With two spectacular strikes, our volunteer recruiter became difficult to reach. One day, however, she came to announce that she had a fabulous candidate for us: a retired social worker with extensive experience in the social services. This woman's work history made the rest of us seem unqualified by comparison. We waited eagerly to meet Volunteer Number Three. When she arrived, we found her to be as knowledgeable and experienced as promised. She was so engaging and intelligent that my co-workers and I talked to her for over an hour, awed by her credentials. Finally I described the position to her in detail. She admitted that computer work wasn't her forte. She held up her hands, revealing a less-than-full complement of fingers. An accident had long ago robbed her of several digits, and she wasn't really interested in a desk job anyway. Wave good-bye, Volunteer Number Three.
After a long period of silence, our volunteer recruiter showed up unexpectedly with a twenty-something university grad who was bright and pleasant and articulate and intuitive. This young woman was in the middle of obtaining a second degree and she wanted to add to her volunteer experience. She quickly grasped the purpose of our work. I gave her some samples to read, one of which brought her to tears. She obviously had both the smarts and the sensitivity required for the position. She expressed her interest in the work and we arranged a date for her to start.
When it was time for Volunteer Number Four to leave I walked her to the elevators.
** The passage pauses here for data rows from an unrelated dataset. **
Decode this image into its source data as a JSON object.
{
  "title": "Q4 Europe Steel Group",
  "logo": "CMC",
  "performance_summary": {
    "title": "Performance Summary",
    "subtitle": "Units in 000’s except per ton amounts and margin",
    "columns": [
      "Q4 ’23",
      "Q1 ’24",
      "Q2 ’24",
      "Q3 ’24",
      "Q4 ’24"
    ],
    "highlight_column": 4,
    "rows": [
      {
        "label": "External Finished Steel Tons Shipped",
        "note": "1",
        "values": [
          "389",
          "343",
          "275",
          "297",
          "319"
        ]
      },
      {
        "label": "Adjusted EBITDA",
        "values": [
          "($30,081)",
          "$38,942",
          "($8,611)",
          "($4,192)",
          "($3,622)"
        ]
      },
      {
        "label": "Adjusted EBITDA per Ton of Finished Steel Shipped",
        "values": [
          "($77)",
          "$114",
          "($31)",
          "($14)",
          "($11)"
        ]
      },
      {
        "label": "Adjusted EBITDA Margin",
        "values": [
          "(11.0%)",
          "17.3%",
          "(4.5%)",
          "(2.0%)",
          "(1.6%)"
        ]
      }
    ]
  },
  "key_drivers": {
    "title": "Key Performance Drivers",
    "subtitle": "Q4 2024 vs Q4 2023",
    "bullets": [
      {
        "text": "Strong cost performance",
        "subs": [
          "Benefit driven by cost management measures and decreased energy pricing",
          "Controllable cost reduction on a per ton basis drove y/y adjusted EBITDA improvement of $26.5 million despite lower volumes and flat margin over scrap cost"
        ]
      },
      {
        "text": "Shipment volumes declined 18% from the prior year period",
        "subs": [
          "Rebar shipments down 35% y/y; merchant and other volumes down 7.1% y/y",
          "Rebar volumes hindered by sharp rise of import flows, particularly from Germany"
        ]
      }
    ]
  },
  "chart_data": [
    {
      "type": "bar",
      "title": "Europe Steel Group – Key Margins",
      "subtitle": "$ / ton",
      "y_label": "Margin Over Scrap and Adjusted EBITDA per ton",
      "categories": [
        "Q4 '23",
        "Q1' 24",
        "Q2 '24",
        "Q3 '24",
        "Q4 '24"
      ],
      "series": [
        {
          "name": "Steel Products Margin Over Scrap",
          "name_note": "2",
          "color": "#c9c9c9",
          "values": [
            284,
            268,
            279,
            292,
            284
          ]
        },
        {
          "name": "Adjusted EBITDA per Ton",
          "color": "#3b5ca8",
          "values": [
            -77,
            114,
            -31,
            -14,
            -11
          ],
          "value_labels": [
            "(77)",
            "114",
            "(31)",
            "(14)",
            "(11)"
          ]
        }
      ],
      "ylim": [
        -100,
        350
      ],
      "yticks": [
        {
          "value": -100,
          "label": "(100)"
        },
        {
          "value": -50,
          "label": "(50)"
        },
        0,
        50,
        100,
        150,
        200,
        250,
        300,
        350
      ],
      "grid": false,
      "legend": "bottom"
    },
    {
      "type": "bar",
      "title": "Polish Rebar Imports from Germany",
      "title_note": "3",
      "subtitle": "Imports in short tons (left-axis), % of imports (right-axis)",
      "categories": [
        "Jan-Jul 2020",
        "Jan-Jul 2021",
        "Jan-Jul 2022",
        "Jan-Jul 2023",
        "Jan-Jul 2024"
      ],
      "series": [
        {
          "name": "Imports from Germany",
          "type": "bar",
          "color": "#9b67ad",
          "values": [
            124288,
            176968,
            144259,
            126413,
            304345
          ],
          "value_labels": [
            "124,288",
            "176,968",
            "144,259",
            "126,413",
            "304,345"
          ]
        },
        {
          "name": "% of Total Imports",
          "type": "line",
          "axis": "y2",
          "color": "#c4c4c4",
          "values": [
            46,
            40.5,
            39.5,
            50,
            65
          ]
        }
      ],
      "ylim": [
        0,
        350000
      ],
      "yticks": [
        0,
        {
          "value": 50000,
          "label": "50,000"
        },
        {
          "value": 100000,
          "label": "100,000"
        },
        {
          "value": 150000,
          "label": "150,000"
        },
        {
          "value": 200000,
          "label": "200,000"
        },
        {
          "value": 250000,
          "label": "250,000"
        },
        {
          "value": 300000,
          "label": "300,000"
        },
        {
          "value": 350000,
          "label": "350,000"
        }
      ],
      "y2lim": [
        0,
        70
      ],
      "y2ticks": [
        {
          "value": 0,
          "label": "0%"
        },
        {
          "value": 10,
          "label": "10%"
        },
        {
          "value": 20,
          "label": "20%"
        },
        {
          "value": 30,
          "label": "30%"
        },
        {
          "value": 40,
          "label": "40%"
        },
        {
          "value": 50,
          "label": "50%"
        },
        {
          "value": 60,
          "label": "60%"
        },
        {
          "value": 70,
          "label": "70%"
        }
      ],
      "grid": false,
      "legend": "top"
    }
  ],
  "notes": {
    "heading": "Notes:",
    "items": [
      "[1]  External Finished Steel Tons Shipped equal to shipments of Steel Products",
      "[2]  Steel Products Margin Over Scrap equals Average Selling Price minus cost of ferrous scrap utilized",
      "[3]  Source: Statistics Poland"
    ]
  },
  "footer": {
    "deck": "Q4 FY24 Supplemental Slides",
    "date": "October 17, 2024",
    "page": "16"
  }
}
As the doors slid open she stepped toward me. Perhaps because she had been emotional earlier my first thought was, "Aw, she needs a hug." I threw my arms around her and immediately thought, "Oh shit. She was just trying to shake my hand. She's the first qualified candidate we've seen and I'm about to scare her away. Crap crap crappy crap." In a lame attempt to cover up my mistake, I exclaimed, "I LOVE volunteers!" before releasing her. If only I could describe the expression on her face as I smiled and ushered her to the waiting elevator, acting as if my behaviour was perfectly ordinary. The elevator doors closed and I covered my face with my hands.
I returned to my desk and turned myself in, much to my co-workers' amusement. To everyone's great surprise Volunteer Number Four actually came back. She has been with us for several months now. While no one ever mentions my earlier faux-pas in front of her, my co-workers still delight in saying, "We LOVE volunteers" while smirking at me.
Much to our chagrin, Volunteer Number Four is so swamped with her studies that she has decided to stop volunteering until the spring. On her last day I had to leave early. I purposely bid her a very casual good-bye, saying, "See you in a few months." As I was walking away a co-worker stopped me and asked, "Jenni, aren't you forgetting something?" and mimed a great big hug.
I promise I'll give Volunteer Number Four a great big hug when she returns in the spring. For now, let her remember volunteering as a heck of a lot of work with no tangible rewards or recognition. If she's anything like me, that will make it seem all the more worthwhile.